Carlo concludes in his blog entry "the open source credibility of Oracle, already damaged by the OpenSolaris affair, is now destroyed" -- and that is the real shame here. Oracle's use of patents in this manner is not good news for anyone in the Java ecosystem who is promoting or using Java as a free and open runtime platform.
Having multiple competing implementations of a specification, that are ultimately held to account for claiming compatibility to the specification by a rigorous test suite, is a good thing.
As is widely known, Apache Harmony has been denied access to the Java SE compatibility test suite in a long running dispute. That situation did not change with Oracle's acquisition of "the most important software [Oracle has] ever acquired". This new action, coming less than six months since the acquisition completed gives me concern for the future of OpenJDK as being the place where Oracle openly and freely advances the most important managed runtime commons.

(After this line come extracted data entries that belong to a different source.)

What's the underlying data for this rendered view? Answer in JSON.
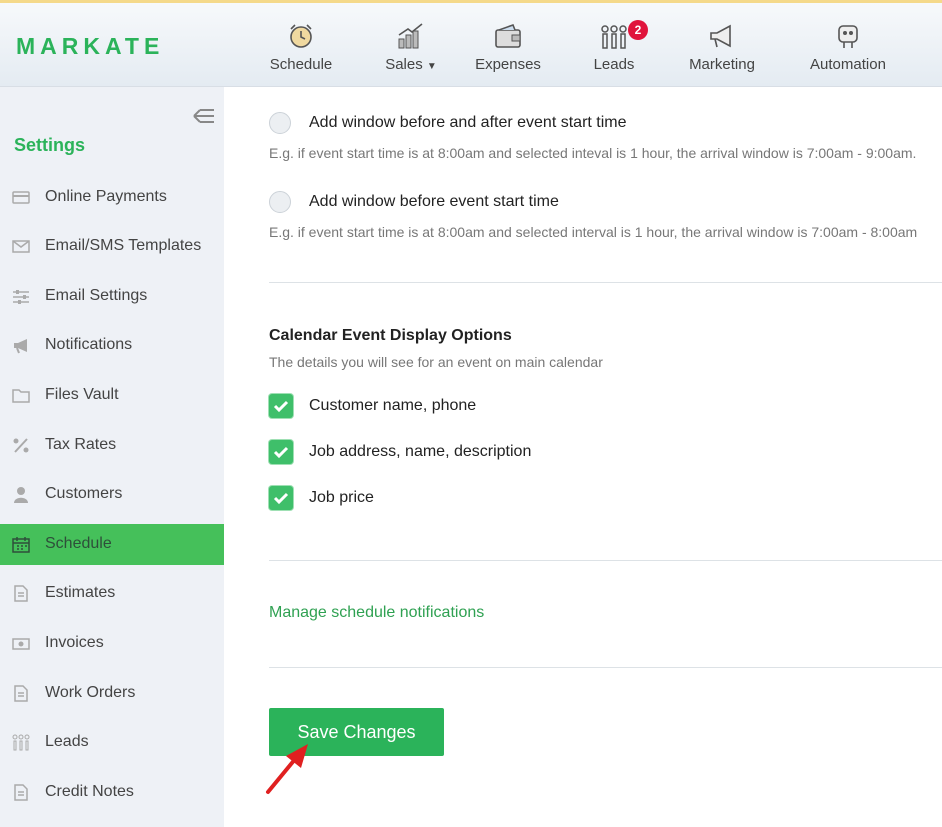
{
  "brand": {
    "name": "MARKATE",
    "accent": "#2bb35a"
  },
  "nav": [
    {
      "label": "Schedule",
      "icon": "alarm-clock-icon"
    },
    {
      "label": "Sales",
      "icon": "bar-chart-coins-icon",
      "dropdown": true
    },
    {
      "label": "Expenses",
      "icon": "wallet-icon"
    },
    {
      "label": "Leads",
      "icon": "people-icon",
      "badge": "2"
    },
    {
      "label": "Marketing",
      "icon": "megaphone-icon"
    },
    {
      "label": "Automation",
      "icon": "robot-icon"
    }
  ],
  "sidebar": {
    "title": "Settings",
    "items": [
      {
        "label": "Online Payments",
        "icon": "credit-card-icon"
      },
      {
        "label": "Email/SMS Templates",
        "icon": "envelope-icon"
      },
      {
        "label": "Email Settings",
        "icon": "sliders-icon"
      },
      {
        "label": "Notifications",
        "icon": "bullhorn-icon"
      },
      {
        "label": "Files Vault",
        "icon": "folder-icon"
      },
      {
        "label": "Tax Rates",
        "icon": "percent-icon"
      },
      {
        "label": "Customers",
        "icon": "user-icon"
      },
      {
        "label": "Schedule",
        "icon": "calendar-icon",
        "active": true
      },
      {
        "label": "Estimates",
        "icon": "document-icon"
      },
      {
        "label": "Invoices",
        "icon": "money-icon"
      },
      {
        "label": "Work Orders",
        "icon": "document-icon"
      },
      {
        "label": "Leads",
        "icon": "people-icon"
      },
      {
        "label": "Credit Notes",
        "icon": "document-icon"
      }
    ]
  },
  "arrival": {
    "option1_label": "Add window before and after event start time",
    "option1_hint": "E.g. if event start time is at 8:00am and selected inteval is 1 hour, the arrival window is 7:00am - 9:00am.",
    "option2_label": "Add window before event start time",
    "option2_hint": "E.g. if event start time is at 8:00am and selected interval is 1 hour, the arrival window is 7:00am - 8:00am"
  },
  "display_options": {
    "title": "Calendar Event Display Options",
    "subtitle": "The details you will see for an event on main calendar",
    "items": [
      {
        "label": "Customer name, phone",
        "checked": true
      },
      {
        "label": "Job address, name, description",
        "checked": true
      },
      {
        "label": "Job price",
        "checked": true
      }
    ]
  },
  "manage_link": "Manage schedule notifications",
  "save_label": "Save Changes"
}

Contributors to the OpenJDK project have already assigned joint ownership rights to Oracle via the Sun Contributor Agreement. Oracle alone has ownership of the entire OpenJDK codebase.
Apache projects are structured differently. There is no such grant of joint ownership to a single entity, and therefore it would be impossible for a single entity to take control. Apache Harmony is a patchwork of contributions, owned by the community and available to consumers under a liberal open source license. Furthermore, the Apache license has terms that explicitly handle Patent rights (see Section 3), and so it is clear to consumers that they have a license to use any Patented contributions.
I hope Mark is wrong when he says that Oracle are on a "quest to destroy the free Java world" because the only conceivable Java world is one where you can get Java wherever you want it under the freedoms of an open source license. However, it would appear that the trap is not yet fully disarmed, and at least one implementation may be starting to move in the wrong direction.